The Magenta Plains exhibition featured the artist’s computer-related works on paper and a dazzling selection of sixteen films, with the earliest pieces dating from 1969. On the ground floor, a television played the Schwartz documentary and Schwartz’s 1984 Emmy Award–winning computer-animated advertisement for MoMA’s new wing. Among the framed works surrounding the monitor were two gridded drawings (Abstract #8 and Hippy, both 1969) that look like studies for computer animations, as well as works that explore art historical subject matter. A computer-processed photographic print from 1969, for instance, portrays, in five stacked frames, a reclining nude female figure, while two etchings for integrated circuits from 1970—both titled Homage to Duchamp (Nude Descending a Staircase)—reference an avant-garde masterwork.
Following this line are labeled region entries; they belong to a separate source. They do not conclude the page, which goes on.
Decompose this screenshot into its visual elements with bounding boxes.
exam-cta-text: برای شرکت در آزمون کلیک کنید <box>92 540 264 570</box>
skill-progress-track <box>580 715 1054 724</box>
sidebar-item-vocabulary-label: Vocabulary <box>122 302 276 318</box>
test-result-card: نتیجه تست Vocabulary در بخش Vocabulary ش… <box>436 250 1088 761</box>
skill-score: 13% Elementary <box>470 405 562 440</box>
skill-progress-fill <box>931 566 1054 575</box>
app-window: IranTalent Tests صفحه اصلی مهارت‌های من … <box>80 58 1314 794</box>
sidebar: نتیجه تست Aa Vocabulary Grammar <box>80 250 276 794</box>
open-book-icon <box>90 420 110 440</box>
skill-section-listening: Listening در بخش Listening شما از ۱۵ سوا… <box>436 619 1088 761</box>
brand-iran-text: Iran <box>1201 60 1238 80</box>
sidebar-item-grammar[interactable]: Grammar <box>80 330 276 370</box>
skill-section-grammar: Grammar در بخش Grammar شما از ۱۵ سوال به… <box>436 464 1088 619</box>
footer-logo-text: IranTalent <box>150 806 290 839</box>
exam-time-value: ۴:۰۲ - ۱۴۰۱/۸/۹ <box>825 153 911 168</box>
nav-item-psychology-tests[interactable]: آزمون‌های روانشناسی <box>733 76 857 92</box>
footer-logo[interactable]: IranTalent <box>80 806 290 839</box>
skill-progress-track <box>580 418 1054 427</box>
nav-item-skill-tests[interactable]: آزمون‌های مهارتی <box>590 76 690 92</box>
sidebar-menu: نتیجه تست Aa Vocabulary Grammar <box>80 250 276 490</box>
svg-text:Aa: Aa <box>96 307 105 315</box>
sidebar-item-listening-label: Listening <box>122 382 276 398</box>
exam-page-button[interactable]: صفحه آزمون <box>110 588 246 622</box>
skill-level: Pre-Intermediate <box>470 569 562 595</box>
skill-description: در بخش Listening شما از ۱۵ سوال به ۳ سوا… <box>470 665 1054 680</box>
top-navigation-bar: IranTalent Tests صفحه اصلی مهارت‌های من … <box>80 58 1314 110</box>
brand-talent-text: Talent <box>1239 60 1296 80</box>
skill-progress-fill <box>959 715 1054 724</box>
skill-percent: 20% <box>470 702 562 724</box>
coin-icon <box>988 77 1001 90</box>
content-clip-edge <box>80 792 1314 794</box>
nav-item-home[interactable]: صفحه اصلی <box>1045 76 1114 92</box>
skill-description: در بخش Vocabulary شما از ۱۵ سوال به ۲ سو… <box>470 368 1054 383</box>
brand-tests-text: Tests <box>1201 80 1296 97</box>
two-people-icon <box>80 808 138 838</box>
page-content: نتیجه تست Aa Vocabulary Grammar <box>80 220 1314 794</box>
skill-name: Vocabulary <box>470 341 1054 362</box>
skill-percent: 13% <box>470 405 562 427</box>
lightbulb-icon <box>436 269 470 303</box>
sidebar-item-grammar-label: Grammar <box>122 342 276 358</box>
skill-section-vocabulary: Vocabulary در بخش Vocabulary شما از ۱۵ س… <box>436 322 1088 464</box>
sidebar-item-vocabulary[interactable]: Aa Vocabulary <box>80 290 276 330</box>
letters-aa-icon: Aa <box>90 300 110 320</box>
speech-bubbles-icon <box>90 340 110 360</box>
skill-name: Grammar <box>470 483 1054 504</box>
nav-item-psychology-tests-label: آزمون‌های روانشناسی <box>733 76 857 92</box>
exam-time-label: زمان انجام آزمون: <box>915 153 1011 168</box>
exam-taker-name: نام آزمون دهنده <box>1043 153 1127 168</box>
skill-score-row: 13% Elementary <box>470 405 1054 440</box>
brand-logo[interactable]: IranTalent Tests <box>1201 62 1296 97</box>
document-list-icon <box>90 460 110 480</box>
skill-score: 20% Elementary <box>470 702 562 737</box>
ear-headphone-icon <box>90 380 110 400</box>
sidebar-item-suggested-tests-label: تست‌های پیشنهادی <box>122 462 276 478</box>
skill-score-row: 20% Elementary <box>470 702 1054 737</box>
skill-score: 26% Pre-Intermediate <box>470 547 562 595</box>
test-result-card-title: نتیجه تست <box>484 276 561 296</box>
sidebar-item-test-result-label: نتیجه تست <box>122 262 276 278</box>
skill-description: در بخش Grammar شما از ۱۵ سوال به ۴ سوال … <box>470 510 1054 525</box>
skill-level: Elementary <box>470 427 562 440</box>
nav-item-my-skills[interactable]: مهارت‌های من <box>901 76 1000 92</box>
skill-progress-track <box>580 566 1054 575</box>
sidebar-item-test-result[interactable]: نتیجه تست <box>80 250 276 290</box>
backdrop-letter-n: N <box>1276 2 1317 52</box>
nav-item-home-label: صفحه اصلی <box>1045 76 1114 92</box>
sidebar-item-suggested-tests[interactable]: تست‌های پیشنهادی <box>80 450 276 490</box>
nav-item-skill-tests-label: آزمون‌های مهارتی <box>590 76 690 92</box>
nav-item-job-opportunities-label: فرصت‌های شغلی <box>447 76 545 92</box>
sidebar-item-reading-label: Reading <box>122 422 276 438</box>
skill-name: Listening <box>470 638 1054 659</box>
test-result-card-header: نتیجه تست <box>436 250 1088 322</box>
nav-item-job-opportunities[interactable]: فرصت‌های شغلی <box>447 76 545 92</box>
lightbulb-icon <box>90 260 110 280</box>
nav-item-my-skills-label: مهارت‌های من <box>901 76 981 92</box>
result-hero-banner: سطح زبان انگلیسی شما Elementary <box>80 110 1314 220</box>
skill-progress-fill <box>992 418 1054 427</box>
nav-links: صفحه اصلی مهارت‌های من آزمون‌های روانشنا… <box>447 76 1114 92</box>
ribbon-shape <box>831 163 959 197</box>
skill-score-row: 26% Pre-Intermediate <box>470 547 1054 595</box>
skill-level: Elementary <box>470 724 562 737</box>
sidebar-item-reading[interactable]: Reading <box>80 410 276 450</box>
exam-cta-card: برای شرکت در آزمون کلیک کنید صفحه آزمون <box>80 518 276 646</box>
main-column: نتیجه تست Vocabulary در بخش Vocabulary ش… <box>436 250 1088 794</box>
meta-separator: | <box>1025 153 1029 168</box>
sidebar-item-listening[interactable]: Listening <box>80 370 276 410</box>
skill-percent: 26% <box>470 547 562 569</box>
The films, transferred to DVD, were shown on a loop in the gallery’s basement. For these works, Schwartz collaborated with programmers, experimental musicians, and even environmental specialists, combining analog and digital methods. Many of the films can be viewed in both 2D and, using ChromaDepth glasses, 3D. Pixillation (1970), the earliest in the sequence, retains an experimental energy, with rapid editing and a rhythmic Moog synthesizer track by composer Gershon Kingsley. The four-minute film mixes computer-generated pixel patterns, shot on black-and-white stock and colored by filters, with images of growing crystals and time-lapse photographs of hand-painted abstract swirls. Mutations (1972) also brings together natural and man-made phenomena, with sections devoted to laser patterns, gem growth, and random patterning. Audio by computer-music composer and Bell Labs analyst Jean-Claude Risset switches from organic, spacey ambient tones to what sounds like a video game track. Googolplex (1972) features flickering black-and-white patterns (which appear, at times, to register optically as full-spectrum color); the imagery is accompanied by Schwartz’s own remix of an audiotape of African villagers’ music. Later films show the artist turning her attention more to organic forms, as in Papillons (1973), a meditative flow of morphing shapes suggesting butterflies and lava-lamp blobs.
As with many tech pioneers, Schwartz’s underlying motives remain humanist, even spiritual. But sometimes the results of her efforts to humanize technology miss the mark. Lily’s Sea (2013), one of three films on view made after the 1970s, shows a succession of neon-colored, psychedelically patterned forms, often mutating into one another—a flat landscape sprouts mountains, from which oceanic creatures crop up that, in turn, became floating orbs and wormlike organisms, and so on. In the final segment, the action culminates with a number of digital scans of human faces embedded in rugged terrain. Swirling through a dark abyss, these visages suggest citizens of the uncanny valley rather than the global village.